Repliegan a transportistas de oficinas de Finanzas en Chilpancingo

Policías antimotines realizaron un cerco humano en torno al edificio, ubicado en el primer cuadro de la ciudad y logran replegar a los chóferes.
Transportistas fueron replegados de las oficinas de la Secretaría de Finanzas del gobierno estatal, en donde reclamaban una reunión de trabajo con el Congreso local.
Transportistas fueron replegados de las oficinas de la Secretaría de Finanzas del gobierno estatal, en donde reclamaban una reunión de trabajo con el Congreso local. (Rogelio Agustín Esteban)

Chilpancingo

Policías antimotines replegaron a transportistas que mantenían cerrado el edificio que alberga la Secretaría de Finanzas del gobierno estatal, en el centro de Chilpancingo.

Desde las 11:00 horas del miércoles 27 de mayo, integrantes de la Coordinadora Estatal de Transportistas Independientes del Estado (CETIG) arribaron al edificio Juan N. Álvarez ubicada en el primer cuadro de la ciudad.

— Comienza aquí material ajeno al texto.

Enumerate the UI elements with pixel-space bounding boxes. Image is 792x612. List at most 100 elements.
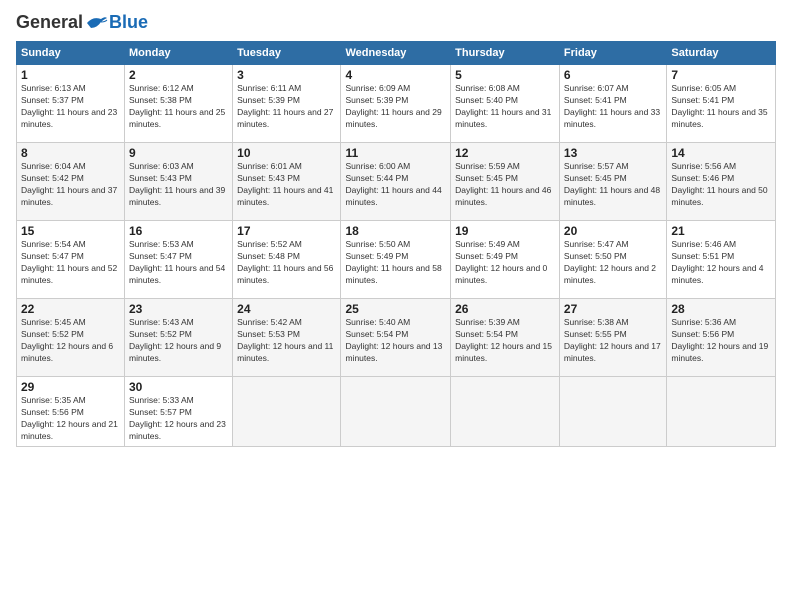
calendar-day-cell: 23 Sunrise: 5:43 AMSunset: 5:52 PMDaylig…	[125, 299, 233, 377]
day-number: 30	[129, 380, 228, 394]
day-info: Sunrise: 5:56 AMSunset: 5:46 PMDaylight:…	[671, 161, 767, 207]
day-info: Sunrise: 6:09 AMSunset: 5:39 PMDaylight:…	[345, 83, 441, 129]
calendar-day-cell: 4 Sunrise: 6:09 AMSunset: 5:39 PMDayligh…	[341, 65, 451, 143]
calendar-day-cell	[667, 377, 776, 447]
day-number: 15	[21, 224, 120, 238]
calendar-day-cell: 21 Sunrise: 5:46 AMSunset: 5:51 PMDaylig…	[667, 221, 776, 299]
day-info: Sunrise: 5:43 AMSunset: 5:52 PMDaylight:…	[129, 317, 221, 363]
calendar-day-cell: 5 Sunrise: 6:08 AMSunset: 5:40 PMDayligh…	[451, 65, 560, 143]
calendar-day-cell: 10 Sunrise: 6:01 AMSunset: 5:43 PMDaylig…	[233, 143, 341, 221]
calendar-day-cell: 11 Sunrise: 6:00 AMSunset: 5:44 PMDaylig…	[341, 143, 451, 221]
day-info: Sunrise: 5:49 AMSunset: 5:49 PMDaylight:…	[455, 239, 547, 285]
calendar-day-cell: 25 Sunrise: 5:40 AMSunset: 5:54 PMDaylig…	[341, 299, 451, 377]
day-info: Sunrise: 6:01 AMSunset: 5:43 PMDaylight:…	[237, 161, 333, 207]
page-container: General Blue Sunday Monday Tuesday Wedne…	[0, 0, 792, 455]
col-tuesday: Tuesday	[233, 42, 341, 65]
calendar-table: Sunday Monday Tuesday Wednesday Thursday…	[16, 41, 776, 447]
col-monday: Monday	[125, 42, 233, 65]
logo-blue-text: Blue	[109, 12, 148, 33]
day-info: Sunrise: 5:35 AMSunset: 5:56 PMDaylight:…	[21, 395, 118, 441]
day-info: Sunrise: 6:11 AMSunset: 5:39 PMDaylight:…	[237, 83, 333, 129]
col-sunday: Sunday	[17, 42, 125, 65]
day-number: 23	[129, 302, 228, 316]
calendar-day-cell: 9 Sunrise: 6:03 AMSunset: 5:43 PMDayligh…	[125, 143, 233, 221]
calendar-day-cell	[451, 377, 560, 447]
day-info: Sunrise: 5:52 AMSunset: 5:48 PMDaylight:…	[237, 239, 333, 285]
day-number: 18	[345, 224, 446, 238]
day-number: 22	[21, 302, 120, 316]
day-number: 24	[237, 302, 336, 316]
day-number: 25	[345, 302, 446, 316]
calendar-week-row: 1 Sunrise: 6:13 AMSunset: 5:37 PMDayligh…	[17, 65, 776, 143]
day-number: 20	[564, 224, 662, 238]
day-number: 26	[455, 302, 555, 316]
calendar-day-cell: 30 Sunrise: 5:33 AMSunset: 5:57 PMDaylig…	[125, 377, 233, 447]
calendar-day-cell: 1 Sunrise: 6:13 AMSunset: 5:37 PMDayligh…	[17, 65, 125, 143]
calendar-day-cell: 18 Sunrise: 5:50 AMSunset: 5:49 PMDaylig…	[341, 221, 451, 299]
col-friday: Friday	[559, 42, 666, 65]
day-number: 19	[455, 224, 555, 238]
day-number: 28	[671, 302, 771, 316]
day-number: 12	[455, 146, 555, 160]
day-info: Sunrise: 6:07 AMSunset: 5:41 PMDaylight:…	[564, 83, 660, 129]
calendar-day-cell: 13 Sunrise: 5:57 AMSunset: 5:45 PMDaylig…	[559, 143, 666, 221]
calendar-day-cell: 22 Sunrise: 5:45 AMSunset: 5:52 PMDaylig…	[17, 299, 125, 377]
day-info: Sunrise: 5:54 AMSunset: 5:47 PMDaylight:…	[21, 239, 117, 285]
calendar-day-cell	[559, 377, 666, 447]
col-wednesday: Wednesday	[341, 42, 451, 65]
day-info: Sunrise: 5:42 AMSunset: 5:53 PMDaylight:…	[237, 317, 333, 363]
calendar-day-cell: 29 Sunrise: 5:35 AMSunset: 5:56 PMDaylig…	[17, 377, 125, 447]
page-header: General Blue	[16, 12, 776, 33]
day-number: 1	[21, 68, 120, 82]
calendar-day-cell: 20 Sunrise: 5:47 AMSunset: 5:50 PMDaylig…	[559, 221, 666, 299]
col-thursday: Thursday	[451, 42, 560, 65]
day-info: Sunrise: 6:05 AMSunset: 5:41 PMDaylight:…	[671, 83, 767, 129]
calendar-week-row: 22 Sunrise: 5:45 AMSunset: 5:52 PMDaylig…	[17, 299, 776, 377]
day-number: 9	[129, 146, 228, 160]
day-number: 14	[671, 146, 771, 160]
day-info: Sunrise: 6:08 AMSunset: 5:40 PMDaylight:…	[455, 83, 551, 129]
calendar-day-cell: 17 Sunrise: 5:52 AMSunset: 5:48 PMDaylig…	[233, 221, 341, 299]
day-info: Sunrise: 5:46 AMSunset: 5:51 PMDaylight:…	[671, 239, 763, 285]
logo: General Blue	[16, 12, 148, 33]
day-info: Sunrise: 5:36 AMSunset: 5:56 PMDaylight:…	[671, 317, 768, 363]
day-info: Sunrise: 5:45 AMSunset: 5:52 PMDaylight:…	[21, 317, 113, 363]
day-number: 5	[455, 68, 555, 82]
calendar-day-cell: 14 Sunrise: 5:56 AMSunset: 5:46 PMDaylig…	[667, 143, 776, 221]
calendar-day-cell	[233, 377, 341, 447]
calendar-day-cell: 15 Sunrise: 5:54 AMSunset: 5:47 PMDaylig…	[17, 221, 125, 299]
calendar-day-cell: 8 Sunrise: 6:04 AMSunset: 5:42 PMDayligh…	[17, 143, 125, 221]
day-number: 6	[564, 68, 662, 82]
day-info: Sunrise: 5:39 AMSunset: 5:54 PMDaylight:…	[455, 317, 552, 363]
calendar-day-cell: 6 Sunrise: 6:07 AMSunset: 5:41 PMDayligh…	[559, 65, 666, 143]
day-number: 7	[671, 68, 771, 82]
calendar-header-row: Sunday Monday Tuesday Wednesday Thursday…	[17, 42, 776, 65]
day-info: Sunrise: 6:13 AMSunset: 5:37 PMDaylight:…	[21, 83, 117, 129]
col-saturday: Saturday	[667, 42, 776, 65]
calendar-day-cell: 24 Sunrise: 5:42 AMSunset: 5:53 PMDaylig…	[233, 299, 341, 377]
day-number: 21	[671, 224, 771, 238]
calendar-week-row: 29 Sunrise: 5:35 AMSunset: 5:56 PMDaylig…	[17, 377, 776, 447]
day-number: 2	[129, 68, 228, 82]
calendar-week-row: 15 Sunrise: 5:54 AMSunset: 5:47 PMDaylig…	[17, 221, 776, 299]
day-info: Sunrise: 5:50 AMSunset: 5:49 PMDaylight:…	[345, 239, 441, 285]
day-info: Sunrise: 6:12 AMSunset: 5:38 PMDaylight:…	[129, 83, 225, 129]
calendar-day-cell: 19 Sunrise: 5:49 AMSunset: 5:49 PMDaylig…	[451, 221, 560, 299]
day-info: Sunrise: 6:03 AMSunset: 5:43 PMDaylight:…	[129, 161, 225, 207]
calendar-day-cell: 3 Sunrise: 6:11 AMSunset: 5:39 PMDayligh…	[233, 65, 341, 143]
day-info: Sunrise: 5:47 AMSunset: 5:50 PMDaylight:…	[564, 239, 656, 285]
logo-bird-icon	[85, 14, 109, 32]
day-number: 11	[345, 146, 446, 160]
day-number: 27	[564, 302, 662, 316]
day-number: 13	[564, 146, 662, 160]
day-number: 3	[237, 68, 336, 82]
day-number: 17	[237, 224, 336, 238]
day-info: Sunrise: 5:53 AMSunset: 5:47 PMDaylight:…	[129, 239, 225, 285]
day-info: Sunrise: 6:00 AMSunset: 5:44 PMDaylight:…	[345, 161, 441, 207]
calendar-day-cell: 2 Sunrise: 6:12 AMSunset: 5:38 PMDayligh…	[125, 65, 233, 143]
day-number: 29	[21, 380, 120, 394]
calendar-day-cell: 7 Sunrise: 6:05 AMSunset: 5:41 PMDayligh…	[667, 65, 776, 143]
day-number: 16	[129, 224, 228, 238]
calendar-day-cell	[341, 377, 451, 447]
day-number: 4	[345, 68, 446, 82]
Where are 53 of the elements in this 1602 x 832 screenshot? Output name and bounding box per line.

Ahí funcionan la Secretaría de Finanzas y la Coordinación Estatal del Registro Civil, cuyos trabajadores fueron desalojados por los manifestantes.

Pedían que al lugar se presentara una Comisión del Congreso local para exponer la problemática que se enfrentan por la entrega irregular de concesiones del servicio público.

Antes de cualquier representación legislativa llegaron elementos de la policía antimotines, que realizaron un cerco humano en torno al edificio y lograron replegarlos.

Hubo un jaloneo muy breve entre los chóferes y policías, que no pasó a mayores porque los ruleteros aceptaros replegarse.

Tenían planeado permanecer hasta las 15:00 horas en el lugar, sin embargo se retiraron a las 13:00, sin protagonizar más jaloneos con los policías.

En los momentos en que se registraba la tensión entre policías y activistas de la CETIG, un camión que se utiliza para trasladar a personal antimotín quedó varado entre las calles Valerio Trujano y Teofilo Olea y Leyva.

Hasta ahí llegó un grupo de manifestantes para quebrarle los cristales a golpe de piedra y palo, nadie intervino porque a bordo de la unidad solamente estaba el chofer.